Unexpected phone call
Her lawsuit alleges in December 2015, Chonn was driving to work when she received a phone call from the Olive Fertility Clinic, "hurriedly and forcefully asking her to consent to using one of the embryos, created with her ovum, to impregnate Jane Doe." Chonn was told her friend was "prepped for the procedure and waiting for…her consent."
"They're telling me she's pretty much lying there on the table…ready to receive my embryo," recalls Chonn.
"It's so overwhelming because you also have to remember that I carried the first one. So now all of a sudden you're presenting me with an option that I didn't even know was an option. So she could have carried the first time? So then why did I go through all that? Why did I have to live this?"
Chonn says she couldn't fathom someone else carrying her child.
"I had committed and agreed to the one child, I fulfilled and lived up to my word. And anything else after the fact, I feel quite strongly was never discussed."
Issue of consent
Chonn's civil claim alleges she "was in a state of shock and surprise and did not issue her consent to the procedure. (She) made an overture indicating there was nothing she could really do to stop the (Olive Fertility doctors)", which they "incorrectly, negligently and maliciously acted on and attempted to construe as her consent" when they "knew no such consent had been provided and would have been contrary to The Assisted Human Reproduction Act."
Chonn's lawyer, Scott Stanley, says that federal act prohibits the use of genetic material without the written consent of the donor.

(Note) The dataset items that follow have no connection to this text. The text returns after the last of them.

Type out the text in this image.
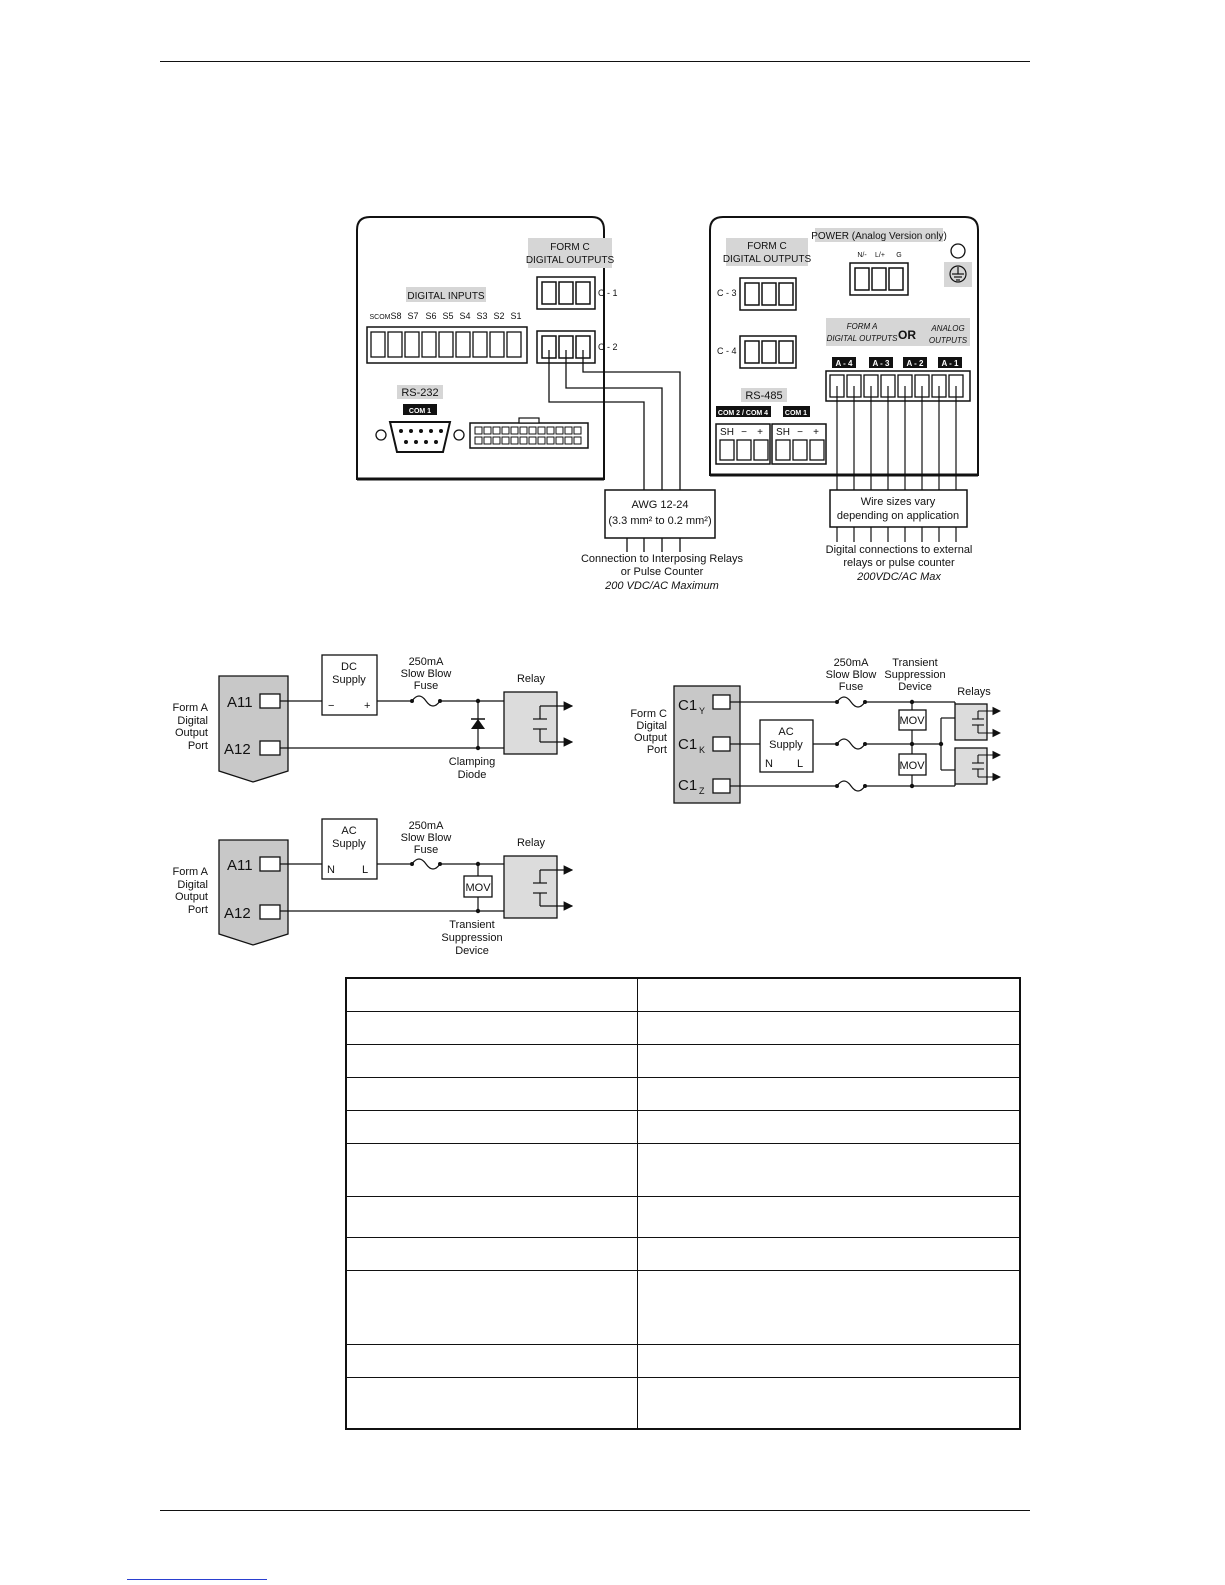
FORM C
DIGITAL OUTPUTS
C - 1
C - 2
DIGITAL INPUTS
SCOM S8 S7 S6 S5 S4 S3 S2 S1
RS-232
COM 1
AWG 12-24
(3.3 mm² to 0.2 mm²)
Connection to Interposing Relays
or Pulse Counter
200 VDC/AC Maximum
FORM C
DIGITAL OUTPUTS
POWER (Analog Version only)
N/- L/+ G
C - 3
C - 4
FORM A
DIGITAL OUTPUTS OR ANALOG
OUTPUTS
A - 4 A - 3 A - 2 A - 1
RS-485
COM 2 / COM 4 COM 1
SH − + SH − +
Wire sizes vary
depending on application
Digital connections to external
relays or pulse counter
200VDC/AC Max
Form A
Digital
Output
Port
A11
A12
DC
Supply
−	+
250mA
Slow Blow
Fuse
Clamping
Diode
Relay
Form A
Digital
Output
Port
A11
A12
AC
Supply
N L
250mA
Slow Blow
Fuse
MOV
Transient
Suppression
Device
Relay
Form C
Digital
Output
Port
C1 Y
C1 K
C1 Z
AC
Supply
N L
MOV
MOV
250mA
Slow Blow
Fuse
Transient
Suppression
Device Relays
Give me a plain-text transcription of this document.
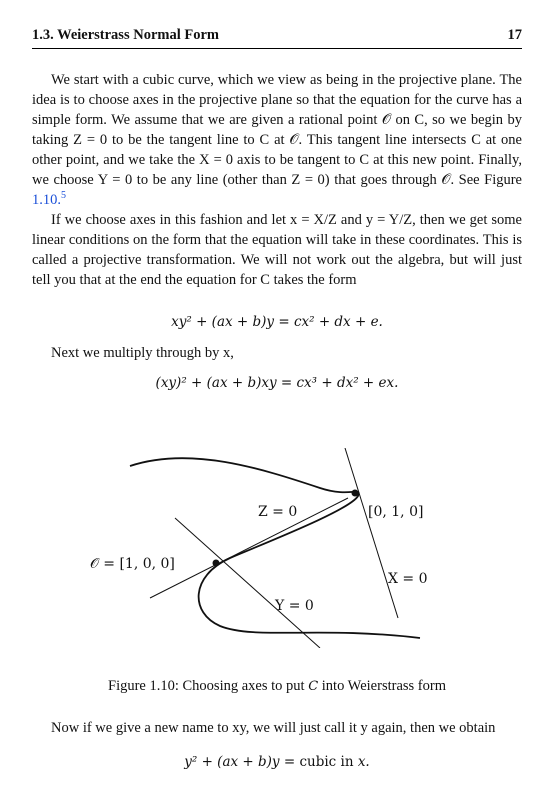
1.3. Weierstrass Normal Form	17
We start with a cubic curve, which we view as being in the projective plane. The idea is to choose axes in the projective plane so that the equation for the curve has a simple form. We assume that we are given a rational point 𝒪 on C, so we begin by taking Z = 0 to be the tangent line to C at 𝒪. This tangent line intersects C at one other point, and we take the X = 0 axis to be tangent to C at this new point. Finally, we choose Y = 0 to be any line (other than Z = 0) that goes through 𝒪. See Figure 1.10.$^5$
If we choose axes in this fashion and let x = X/Z and y = Y/Z, then we get some linear conditions on the form that the equation will take in these coordinates. This is called a projective transformation. We will not work out the algebra, but will just tell you that at the end the equation for C takes the form
xy² + (ax + b)y = cx² + dx + e.
Next we multiply through by x,
(xy)² + (ax + b)xy = cx³ + dx² + ex.
𝒪 = [1, 0, 0]
Z = 0	[0, 1, 0]
X = 0
Y = 0
Figure 1.10: Choosing axes to put C into Weierstrass form
Now if we give a new name to xy, we will just call it y again, then we obtain
y² + (ax + b)y = cubic in x.
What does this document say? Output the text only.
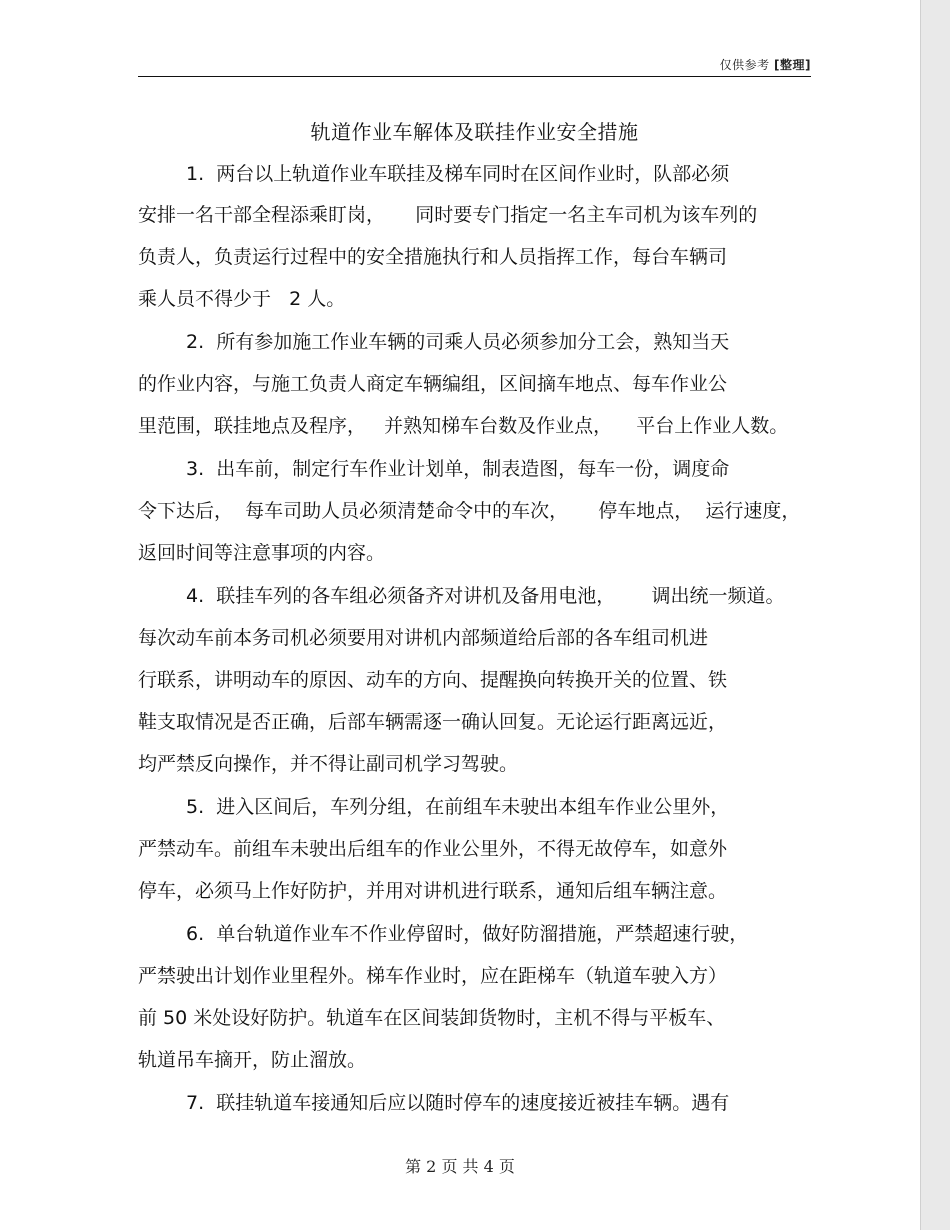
仅供参考 [整理]
轨道作业车解体及联挂作业安全措施
1.  两台以上轨道作业车联挂及梯车同时在区间作业时，队部必须
安排一名干部全程添乘盯岗，     同时要专门指定一名主车司机为该车列的
负责人，负责运行过程中的安全措施执行和人员指挥工作，每台车辆司
乘人员不得少于   2 人。
2.  所有参加施工作业车辆的司乘人员必须参加分工会，熟知当天
的作业内容，与施工负责人商定车辆编组，区间摘车地点、每车作业公
里范围，联挂地点及程序，   并熟知梯车台数及作业点，    平台上作业人数。
3.  出车前，制定行车作业计划单，制表造图，每车一份，调度命
令下达后，  每车司助人员必须清楚命令中的车次，     停车地点，  运行速度，
返回时间等注意事项的内容。
4.  联挂车列的各车组必须备齐对讲机及备用电池，      调出统一频道。
每次动车前本务司机必须要用对讲机内部频道给后部的各车组司机进
行联系，讲明动车的原因、动车的方向、提醒换向转换开关的位置、铁
鞋支取情况是否正确，后部车辆需逐一确认回复。无论运行距离远近，
均严禁反向操作，并不得让副司机学习驾驶。
5.  进入区间后，车列分组，在前组车未驶出本组车作业公里外，
严禁动车。前组车未驶出后组车的作业公里外，不得无故停车，如意外
停车，必须马上作好防护，并用对讲机进行联系，通知后组车辆注意。
6.  单台轨道作业车不作业停留时，做好防溜措施，严禁超速行驶，
严禁驶出计划作业里程外。梯车作业时，应在距梯车（轨道车驶入方）
前 50 米处设好防护。轨道车在区间装卸货物时，主机不得与平板车、
轨道吊车摘开，防止溜放。
7.  联挂轨道车接通知后应以随时停车的速度接近被挂车辆。遇有
第 2 页 共 4 页
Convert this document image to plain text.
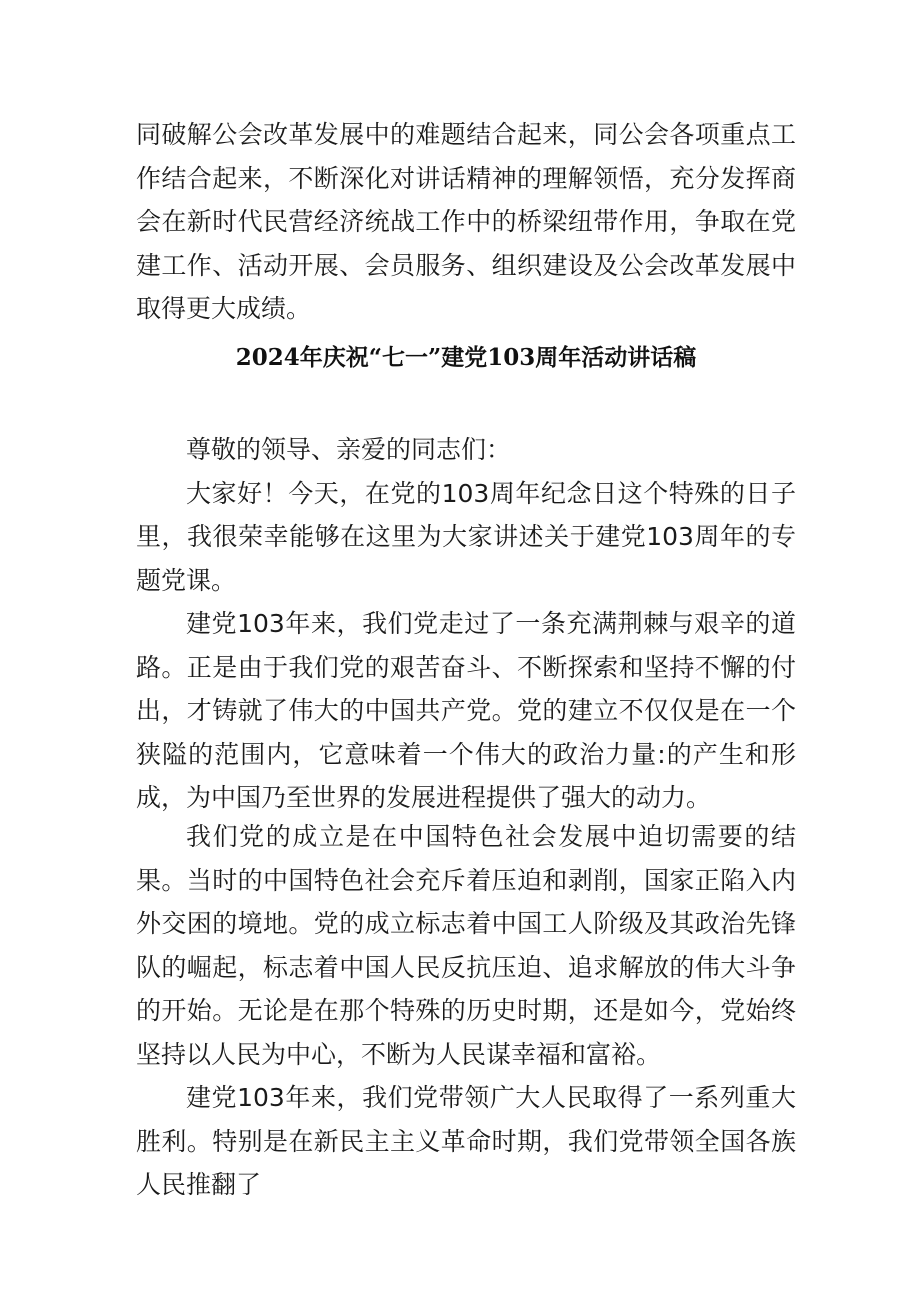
同破解公会改革发展中的难题结合起来，同公会各项重点工作结合起来，不断深化对讲话精神的理解领悟，充分发挥商会在新时代民营经济统战工作中的桥梁纽带作用，争取在党建工作、活动开展、会员服务、组织建设及公会改革发展中取得更大成绩。

2024年庆祝“七一”建党103周年活动讲话稿

尊敬的领导、亲爱的同志们：

大家好！今天，在党的103周年纪念日这个特殊的日子里，我很荣幸能够在这里为大家讲述关于建党103周年的专题党课。

建党103年来，我们党走过了一条充满荆棘与艰辛的道路。正是由于我们党的艰苦奋斗、不断探索和坚持不懈的付出，才铸就了伟大的中国共产党。党的建立不仅仅是在一个狭隘的范围内，它意味着一个伟大的政治力量:的产生和形成，为中国乃至世界的发展进程提供了强大的动力。

我们党的成立是在中国特色社会发展中迫切需要的结果。当时的中国特色社会充斥着压迫和剥削，国家正陷入内外交困的境地。党的成立标志着中国工人阶级及其政治先锋队的崛起，标志着中国人民反抗压迫、追求解放的伟大斗争的开始。无论是在那个特殊的历史时期，还是如今，党始终坚持以人民为中心，不断为人民谋幸福和富裕。

建党103年来，我们党带领广大人民取得了一系列重大胜利。特别是在新民主主义革命时期，我们党带领全国各族人民推翻了
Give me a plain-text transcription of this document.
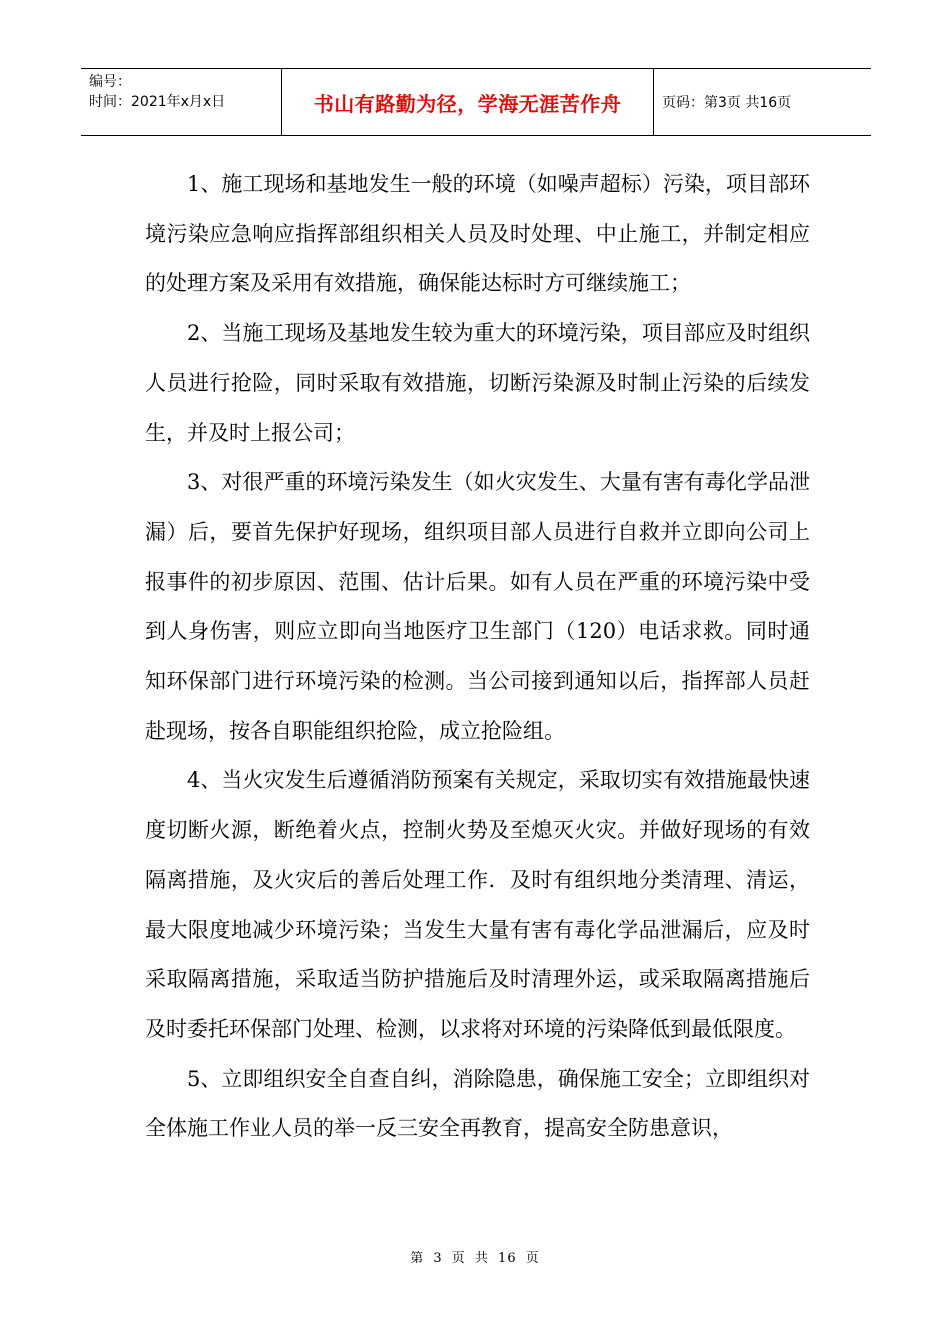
编号：
时间：2021年x月x日	书山有路勤为径，学海无涯苦作舟	页码：第3页 共16页

1、施工现场和基地发生一般的环境（如噪声超标）污染，项目部环境污染应急响应指挥部组织相关人员及时处理、中止施工，并制定相应的处理方案及采用有效措施，确保能达标时方可继续施工；

2、当施工现场及基地发生较为重大的环境污染，项目部应及时组织人员进行抢险，同时采取有效措施，切断污染源及时制止污染的后续发生，并及时上报公司；

3、对很严重的环境污染发生（如火灾发生、大量有害有毒化学品泄漏）后，要首先保护好现场，组织项目部人员进行自救并立即向公司上报事件的初步原因、范围、估计后果。如有人员在严重的环境污染中受到人身伤害，则应立即向当地医疗卫生部门（120）电话求救。同时通知环保部门进行环境污染的检测。当公司接到通知以后，指挥部人员赶赴现场，按各自职能组织抢险，成立抢险组。

4、当火灾发生后遵循消防预案有关规定，采取切实有效措施最快速度切断火源，断绝着火点，控制火势及至熄灭火灾。并做好现场的有效隔离措施，及火灾后的善后处理工作．及时有组织地分类清理、清运，最大限度地减少环境污染；当发生大量有害有毒化学品泄漏后，应及时采取隔离措施，采取适当防护措施后及时清理外运，或采取隔离措施后及时委托环保部门处理、检测，以求将对环境的污染降低到最低限度。

5、立即组织安全自查自纠，消除隐患，确保施工安全；立即组织对全体施工作业人员的举一反三安全再教育，提高安全防患意识，

第 3 页 共 16 页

"The law is quite clear that in order to use someone's tissue, (donors) have to provide written consent and that it needs to be informed, if you're going to use that tissue for reproductive purposes."
Chonn's egg was implanted and Jane Doe gave birth to a baby boy in August 2016.
'It obliterates me everyday,'says Chonn
The lawsuit claims that birth had "devastating emotional and psychiatric consequences" for Chonn, "resulting from her sense of being violated and used by the Defendants for profit."
The action is seeking unspecified financial damages, in part to pay for Chonn's ongoing therapy and counselling.
Chonn admits she was naive and trusting, but still believes in surrogacy, "as long as all of the rules that are in place are followed."
She says, however, she would never be a surrogate again.
"It obliterates me everyday … I didn't carry him. So it's even more to process mentally because another woman gave birth to my child," says Chonn.
Now estranged from Jane and John Doe, she says she has been unable to see the two boys — one born to her, the other to her friend. She is hoping for a reconciliation, despite the lawsuit against the clinic.
"Christmas is coming. And I hope that perhaps I have an opportunity to spend time with those children. But the reality is that perhaps I don't. So that's something I need to face every day."